Baidu creates ‘world’s largest’ Chinese natural language processing database
- Baidu has been seeking to diversify its revenue mix, as changing internet usage patterns chip away at its search engine dominance
- It launched Qian Yan, which it says is the largest Chinese database for natural language processing, among other AI-related products on Tuesday

NLP is a branch of AI involved in making computers understand the way humans naturally talk and type online, turning such information into structured data for further analysis.

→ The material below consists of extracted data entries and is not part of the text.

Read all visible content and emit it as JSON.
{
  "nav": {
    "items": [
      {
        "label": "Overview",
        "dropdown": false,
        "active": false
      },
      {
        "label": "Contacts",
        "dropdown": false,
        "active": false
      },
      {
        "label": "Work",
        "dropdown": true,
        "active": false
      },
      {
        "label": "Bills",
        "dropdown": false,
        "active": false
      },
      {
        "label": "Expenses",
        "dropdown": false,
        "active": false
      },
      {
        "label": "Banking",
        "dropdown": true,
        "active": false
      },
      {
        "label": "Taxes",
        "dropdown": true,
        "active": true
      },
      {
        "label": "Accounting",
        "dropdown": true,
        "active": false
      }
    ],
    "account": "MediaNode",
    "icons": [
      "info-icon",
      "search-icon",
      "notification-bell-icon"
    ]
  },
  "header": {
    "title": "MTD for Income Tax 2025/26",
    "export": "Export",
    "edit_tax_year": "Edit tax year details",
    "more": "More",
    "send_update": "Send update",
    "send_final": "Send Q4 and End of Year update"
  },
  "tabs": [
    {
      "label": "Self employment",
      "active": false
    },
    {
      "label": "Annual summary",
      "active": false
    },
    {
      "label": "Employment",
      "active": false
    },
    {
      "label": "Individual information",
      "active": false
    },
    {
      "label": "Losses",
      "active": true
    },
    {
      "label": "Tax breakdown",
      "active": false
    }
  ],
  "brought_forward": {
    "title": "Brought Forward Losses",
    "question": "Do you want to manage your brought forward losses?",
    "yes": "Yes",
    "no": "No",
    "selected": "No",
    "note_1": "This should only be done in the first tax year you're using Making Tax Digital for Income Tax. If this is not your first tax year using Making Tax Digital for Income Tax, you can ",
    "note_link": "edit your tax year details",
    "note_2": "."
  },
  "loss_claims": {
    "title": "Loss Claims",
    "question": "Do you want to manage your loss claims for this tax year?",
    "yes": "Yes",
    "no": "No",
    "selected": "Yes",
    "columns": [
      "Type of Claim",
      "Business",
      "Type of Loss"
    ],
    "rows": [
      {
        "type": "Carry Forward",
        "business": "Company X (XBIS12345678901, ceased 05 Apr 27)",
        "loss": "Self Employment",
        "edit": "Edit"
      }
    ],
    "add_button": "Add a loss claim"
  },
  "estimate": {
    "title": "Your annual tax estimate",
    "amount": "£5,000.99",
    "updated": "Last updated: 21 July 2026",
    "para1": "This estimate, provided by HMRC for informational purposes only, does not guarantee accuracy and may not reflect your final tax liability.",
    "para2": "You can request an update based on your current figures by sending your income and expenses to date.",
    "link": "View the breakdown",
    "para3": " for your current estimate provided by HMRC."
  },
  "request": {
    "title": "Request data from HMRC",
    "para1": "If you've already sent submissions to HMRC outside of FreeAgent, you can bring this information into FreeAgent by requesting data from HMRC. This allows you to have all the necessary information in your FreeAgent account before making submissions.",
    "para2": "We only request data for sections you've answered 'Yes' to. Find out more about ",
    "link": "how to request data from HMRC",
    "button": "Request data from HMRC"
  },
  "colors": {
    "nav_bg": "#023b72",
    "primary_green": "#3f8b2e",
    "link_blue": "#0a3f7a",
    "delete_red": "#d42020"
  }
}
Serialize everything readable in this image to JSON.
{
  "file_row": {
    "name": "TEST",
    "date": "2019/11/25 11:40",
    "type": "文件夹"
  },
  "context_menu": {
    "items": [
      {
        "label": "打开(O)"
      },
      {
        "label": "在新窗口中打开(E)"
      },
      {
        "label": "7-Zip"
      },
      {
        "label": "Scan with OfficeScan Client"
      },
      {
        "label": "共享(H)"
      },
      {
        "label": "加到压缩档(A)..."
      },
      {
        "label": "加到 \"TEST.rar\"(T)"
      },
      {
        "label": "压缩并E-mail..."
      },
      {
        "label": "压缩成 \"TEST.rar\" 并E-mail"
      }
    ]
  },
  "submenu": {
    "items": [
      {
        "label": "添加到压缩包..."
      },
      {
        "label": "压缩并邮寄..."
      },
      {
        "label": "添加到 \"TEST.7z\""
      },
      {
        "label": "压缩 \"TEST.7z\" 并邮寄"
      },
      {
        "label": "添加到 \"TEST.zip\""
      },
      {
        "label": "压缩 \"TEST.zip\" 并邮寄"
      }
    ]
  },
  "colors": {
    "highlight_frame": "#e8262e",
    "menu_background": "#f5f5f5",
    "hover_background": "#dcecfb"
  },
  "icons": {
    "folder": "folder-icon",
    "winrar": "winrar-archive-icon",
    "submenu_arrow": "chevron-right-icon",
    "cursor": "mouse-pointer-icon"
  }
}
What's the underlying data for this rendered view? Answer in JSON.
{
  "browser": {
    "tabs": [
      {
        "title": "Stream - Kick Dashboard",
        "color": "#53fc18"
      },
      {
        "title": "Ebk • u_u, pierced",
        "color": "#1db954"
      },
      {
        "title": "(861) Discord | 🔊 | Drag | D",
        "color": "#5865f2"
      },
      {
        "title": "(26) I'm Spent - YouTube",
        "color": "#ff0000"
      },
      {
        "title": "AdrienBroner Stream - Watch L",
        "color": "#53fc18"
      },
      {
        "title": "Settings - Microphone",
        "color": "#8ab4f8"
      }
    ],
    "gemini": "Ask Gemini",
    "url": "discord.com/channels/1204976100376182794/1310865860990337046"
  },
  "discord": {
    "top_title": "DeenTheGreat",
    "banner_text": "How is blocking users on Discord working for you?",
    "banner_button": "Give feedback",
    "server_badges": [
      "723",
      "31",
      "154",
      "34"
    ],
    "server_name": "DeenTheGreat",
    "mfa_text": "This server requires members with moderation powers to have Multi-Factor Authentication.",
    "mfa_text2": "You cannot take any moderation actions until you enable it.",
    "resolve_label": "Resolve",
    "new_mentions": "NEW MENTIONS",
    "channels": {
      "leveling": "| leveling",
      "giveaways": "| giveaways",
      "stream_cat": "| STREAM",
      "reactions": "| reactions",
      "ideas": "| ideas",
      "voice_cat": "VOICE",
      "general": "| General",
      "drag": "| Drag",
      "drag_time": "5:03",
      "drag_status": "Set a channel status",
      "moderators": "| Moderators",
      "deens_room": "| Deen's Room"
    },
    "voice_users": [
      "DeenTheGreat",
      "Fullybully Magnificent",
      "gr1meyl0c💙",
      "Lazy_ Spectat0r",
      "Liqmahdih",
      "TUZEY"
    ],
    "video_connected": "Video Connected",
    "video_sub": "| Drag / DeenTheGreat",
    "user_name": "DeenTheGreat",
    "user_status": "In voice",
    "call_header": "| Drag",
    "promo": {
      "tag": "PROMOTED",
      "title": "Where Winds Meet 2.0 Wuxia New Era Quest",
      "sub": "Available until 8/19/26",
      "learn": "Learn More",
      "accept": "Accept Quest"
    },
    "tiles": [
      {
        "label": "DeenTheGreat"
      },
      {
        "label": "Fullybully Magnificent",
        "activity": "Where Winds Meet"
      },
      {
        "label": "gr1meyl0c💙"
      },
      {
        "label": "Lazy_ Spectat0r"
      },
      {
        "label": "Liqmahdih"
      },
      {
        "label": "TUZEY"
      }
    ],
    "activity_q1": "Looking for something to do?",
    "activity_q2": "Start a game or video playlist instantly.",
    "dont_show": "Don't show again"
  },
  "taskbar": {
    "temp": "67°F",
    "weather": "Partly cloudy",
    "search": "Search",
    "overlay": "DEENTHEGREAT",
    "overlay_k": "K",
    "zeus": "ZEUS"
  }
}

The project, called Qian Yan – or “thousand words” in Chinese – is a collaboration with industry group China Computer Federation meant to help the industry cope with a lack of computing capacity and linguistic data, which are both barriers to the development of NPL technology, Baidu said in a press release on Tuesday.
Data scientists from 11 local universities and enterprises contributed to Qian Yan’s first phase, which includes 20 open source Chinese data sets and covers seven major machine learning tasks such as reading comprehension and open-domain dialogue systems used in chatbots, the press release said.
“In the future, we hope that more data scientists can participate in Qian Yan, jointly promote the progress of Chinese information processing technology, and build a worldwide Chinese information processing influence,” said Wu Hua, chairman of the Baidu Technical Committee. She added that the company aimed to construct at least 100 Chinese NLP data sets that can carry out more than 20 tasks within the next three years.